Writer/director Benjamin Ironside Koppin delivers Made Me Do It, a psychological slasher which fortunately uses the up close and personal approach when introducing the killer. It’s hard to squeeze even a drop of originality into most modern horror/thrillers these days. At first glance, Made Me Do It seemed like it was going to be a run of the mill trip down the same, well-worn road. Fortunately, in the second half of the film, once the characters are established and the ball gets rolling, things get interesting.
We are introduced to Thomas (Kyle Van Vonderen), a disturbed young man who escapes from a mental institution. We are also introduced to Ali (Anna B. Shaffer) and her brother, Nick (Jason Gregory London). Ali goes to her father’s house to be with her brother, who has recently injured himself on a skateboard while saving someone’s life. The two siblings are the only ones in the house until Thomas comes knocking.
Leaving a trail of bodies in his wake, Thomas makes his way to the house while constantly flashing back to when he lived with his Aunt Sharon (Elain Rinehart), where he had faced countless torments and humiliation from his tyrannical aunt. Thomas was obviously already mentally handicapped and ridiculed by everyone especially his aunt. By feeding Thomas a bizarre diet of chocolate pudding and jello, Sharon practically starved him while dishing out a ludicrous home schooling regime. I believe what disturbed me the most was how the abuse turned this mentally challenged young man into a killer. Once again, another film which exposes the ugliness of the human race and society.

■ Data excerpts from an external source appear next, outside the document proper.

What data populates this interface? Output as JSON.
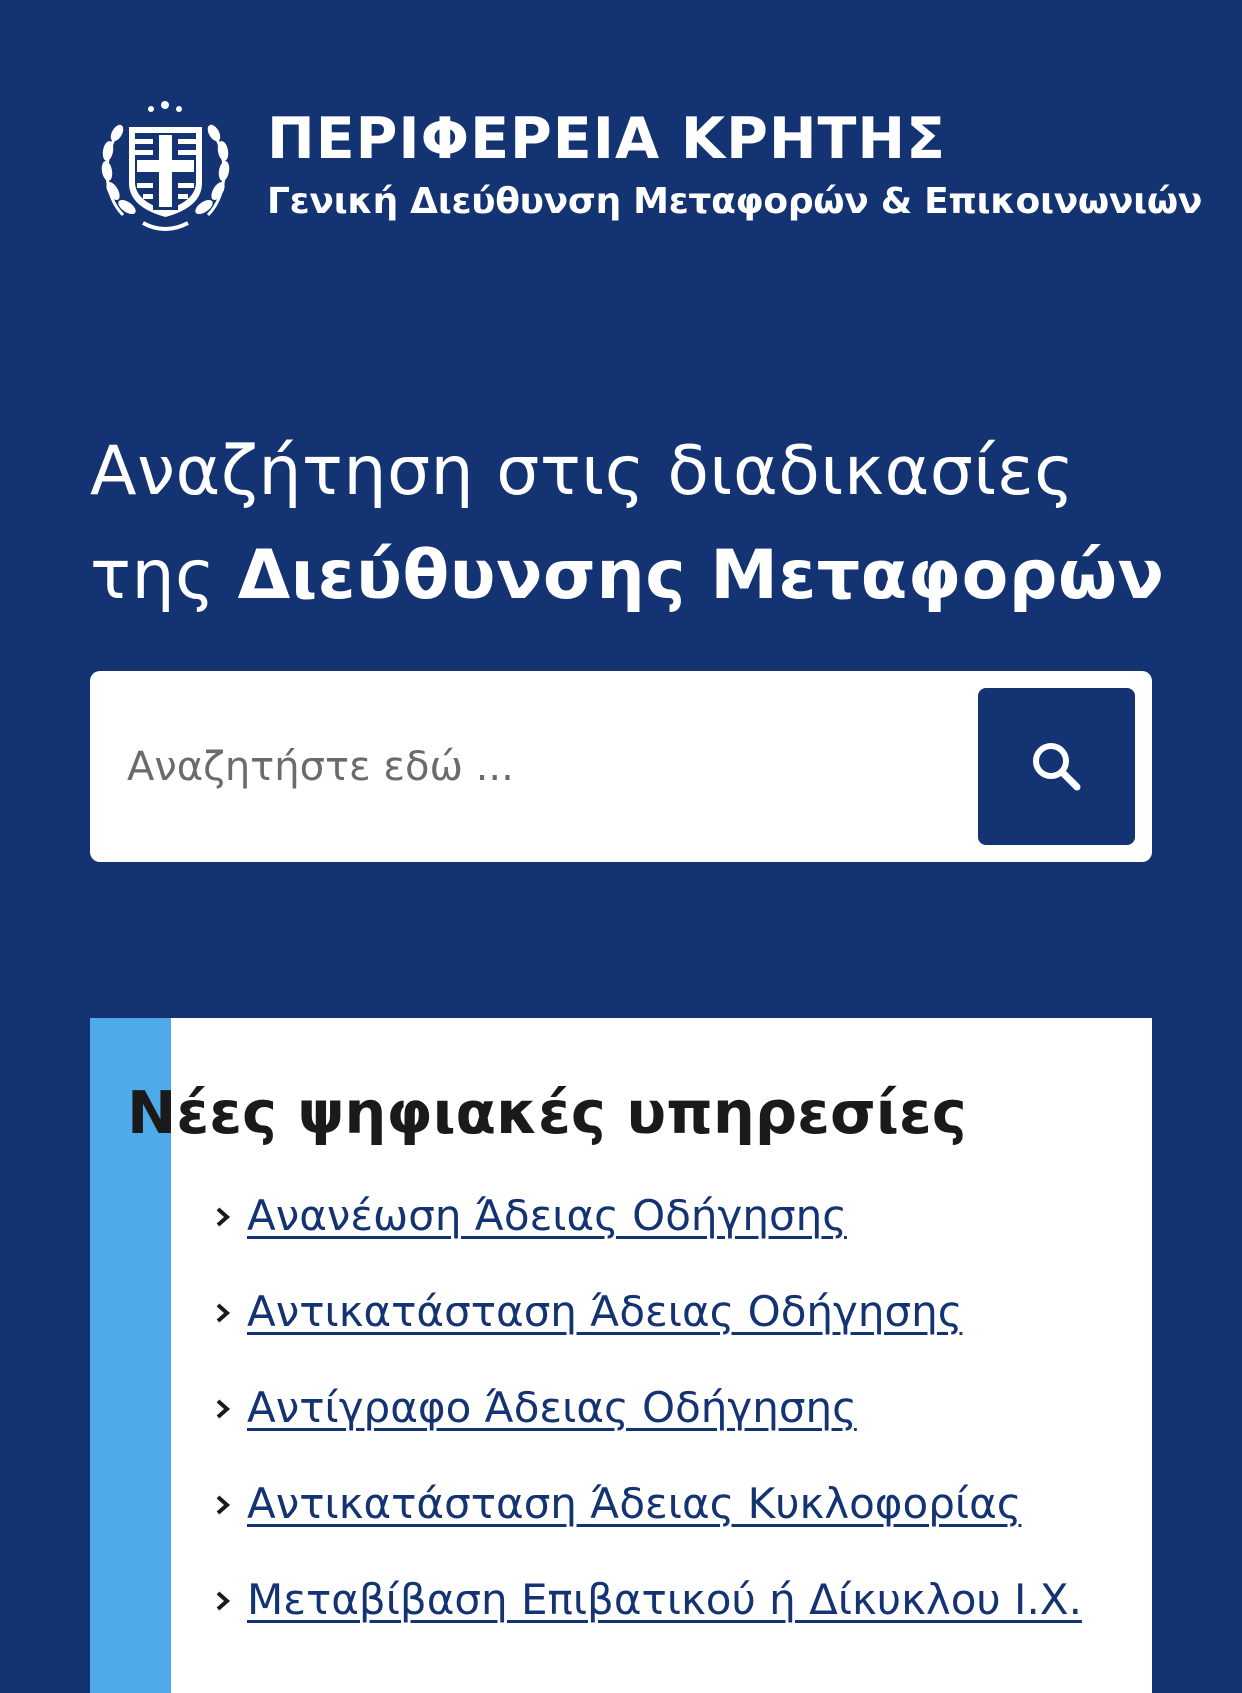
{
  "header": {
    "org_title": "ΠΕΡΙΦΕΡΕΙΑ ΚΡΗΤΗΣ",
    "org_subtitle": "Γενική Διεύθυνση Μεταφορών & Επικοινωνιών",
    "emblem_icon": "greek-coat-of-arms-icon"
  },
  "hero": {
    "line1": "Αναζήτηση στις διαδικασίες",
    "line2_prefix": "της ",
    "line2_bold": "Διεύθυνσης Μεταφορών"
  },
  "search": {
    "placeholder": "Αναζητήστε εδώ ...",
    "value": "",
    "button_icon": "search-icon"
  },
  "services": {
    "title": "Νέες ψηφιακές υπηρεσίες",
    "items": [
      {
        "label": "Ανανέωση Άδειας Οδήγησης"
      },
      {
        "label": "Αντικατάσταση Άδειας Οδήγησης"
      },
      {
        "label": "Αντίγραφο Άδειας Οδήγησης"
      },
      {
        "label": "Αντικατάσταση Άδειας Κυκλοφορίας"
      },
      {
        "label": "Μεταβίβαση Επιβατικού ή Δίκυκλου Ι.Χ."
      }
    ]
  },
  "colors": {
    "background": "#143372",
    "accent": "#4eaae8",
    "card": "#ffffff",
    "link": "#143372"
  }
}
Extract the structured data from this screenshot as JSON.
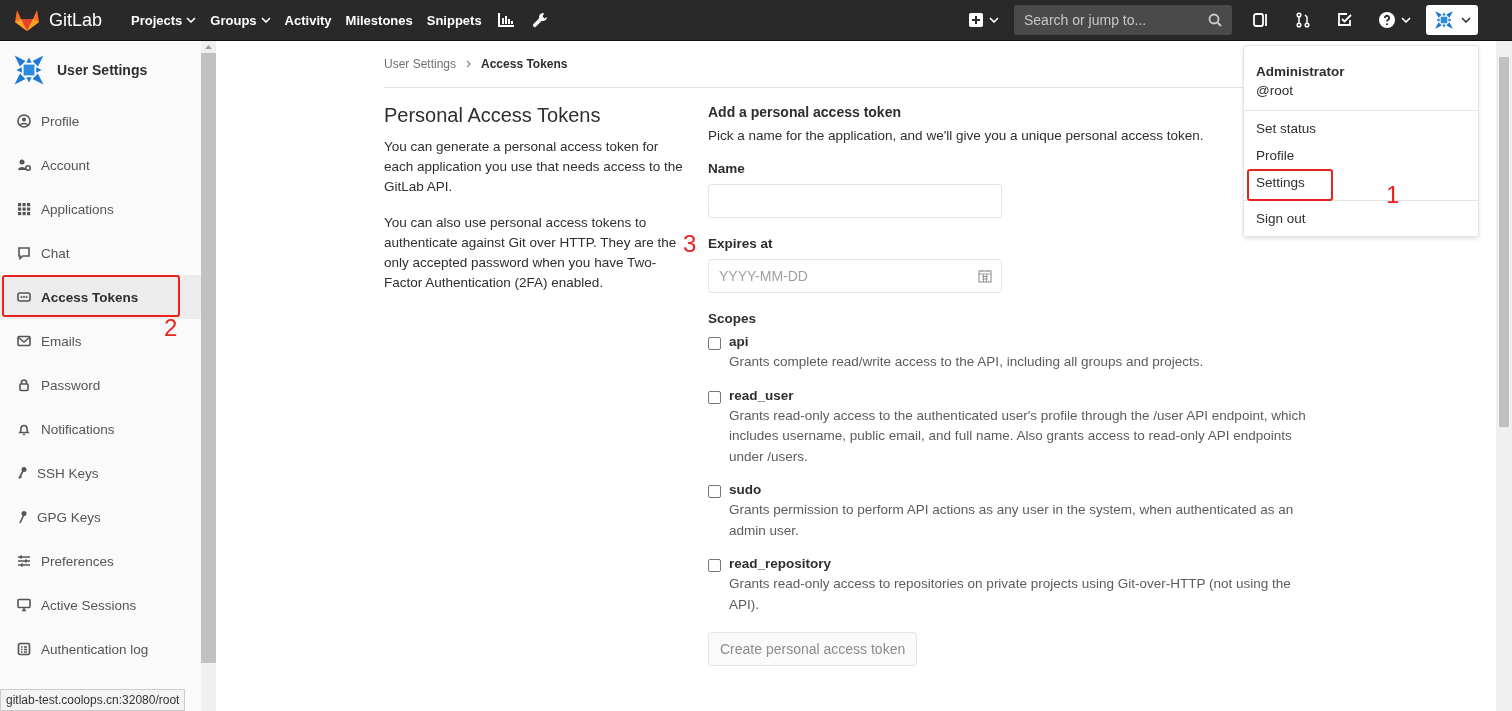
{
  "topbar": {
    "brand": "GitLab",
    "nav": [
      {
        "label": "Projects",
        "dropdown": true
      },
      {
        "label": "Groups",
        "dropdown": true
      },
      {
        "label": "Activity",
        "dropdown": false
      },
      {
        "label": "Milestones",
        "dropdown": false
      },
      {
        "label": "Snippets",
        "dropdown": false
      }
    ],
    "search": {
      "placeholder": "Search or jump to..."
    }
  },
  "sidebar": {
    "title": "User Settings",
    "items": [
      {
        "label": "Profile",
        "selected": false
      },
      {
        "label": "Account",
        "selected": false
      },
      {
        "label": "Applications",
        "selected": false
      },
      {
        "label": "Chat",
        "selected": false
      },
      {
        "label": "Access Tokens",
        "selected": true,
        "annotation": "2"
      },
      {
        "label": "Emails",
        "selected": false
      },
      {
        "label": "Password",
        "selected": false
      },
      {
        "label": "Notifications",
        "selected": false
      },
      {
        "label": "SSH Keys",
        "selected": false
      },
      {
        "label": "GPG Keys",
        "selected": false
      },
      {
        "label": "Preferences",
        "selected": false
      },
      {
        "label": "Active Sessions",
        "selected": false
      },
      {
        "label": "Authentication log",
        "selected": false
      }
    ]
  },
  "breadcrumb": [
    {
      "label": "User Settings"
    },
    {
      "label": "Access Tokens"
    }
  ],
  "intro": {
    "title": "Personal Access Tokens",
    "paragraphs": [
      "You can generate a personal access token for each application you use that needs access to the GitLab API.",
      "You can also use personal access tokens to authenticate against Git over HTTP. They are the only accepted password when you have Two-Factor Authentication (2FA) enabled."
    ]
  },
  "form": {
    "title": "Add a personal access token",
    "subtitle": "Pick a name for the application, and we'll give you a unique personal access token.",
    "name_label": "Name",
    "annotation": "3",
    "expires_label": "Expires at",
    "expires_placeholder": "YYYY-MM-DD",
    "scopes_label": "Scopes",
    "scopes": [
      {
        "name": "api",
        "checked": false,
        "description": "Grants complete read/write access to the API, including all groups and projects."
      },
      {
        "name": "read_user",
        "checked": false,
        "description": "Grants read-only access to the authenticated user's profile through the /user API endpoint, which includes username, public email, and full name. Also grants access to read-only API endpoints under /users."
      },
      {
        "name": "sudo",
        "checked": false,
        "description": "Grants permission to perform API actions as any user in the system, when authenticated as an admin user."
      },
      {
        "name": "read_repository",
        "checked": false,
        "description": "Grants read-only access to repositories on private projects using Git-over-HTTP (not using the API)."
      }
    ],
    "submit": "Create personal access token"
  },
  "user_menu": {
    "name": "Administrator",
    "handle": "@root",
    "items": [
      {
        "label": "Set status"
      },
      {
        "label": "Profile"
      },
      {
        "label": "Settings",
        "annotation": "1"
      }
    ],
    "footer_items": [
      {
        "label": "Sign out"
      }
    ]
  },
  "status_url": "gitlab-test.coolops.cn:32080/root"
}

There’s not much gore in Made Me Do It, but what is here is done with 100% practical effects. I believe what makes Made Me Do It rise above the rest in the genre is Kyle Van Vonderen’s performance as Thomas, who portrayed a thought provoking character emerging from ridicule and degradation into a full fledged, unstoppable killing machine. Thomas uses his homemade paper plate masks to switch identities and block out his vulnerabilities.
Masks idea have always been prominent objects in many famous horror movies for invoking fear and providing strength for those particular characters. From Leslie Vernon to Victor Crowley to the infamous Jason Voorhees, killers have been hiding behind masks for years, and Made Me Do It goes into even more mask-related detail. It seems as if they give Thomas abnormal powers much like Michael Myers when it comes to the infliction of gunshots.
Made Me Do It becomes far more intriguing as it goes on. It reveals a sense of purpose and unfolds with some brilliant twists and turns. Made Me Do It is a prime example of a modern age slasher done right, but to call it a simple slasher would be an insult to the genre. It’s a psychological study of a killer whose bloody journey leads him on a path that makes sense only to him. Indie horror fans need to check this film out. It has some unmistakable potential.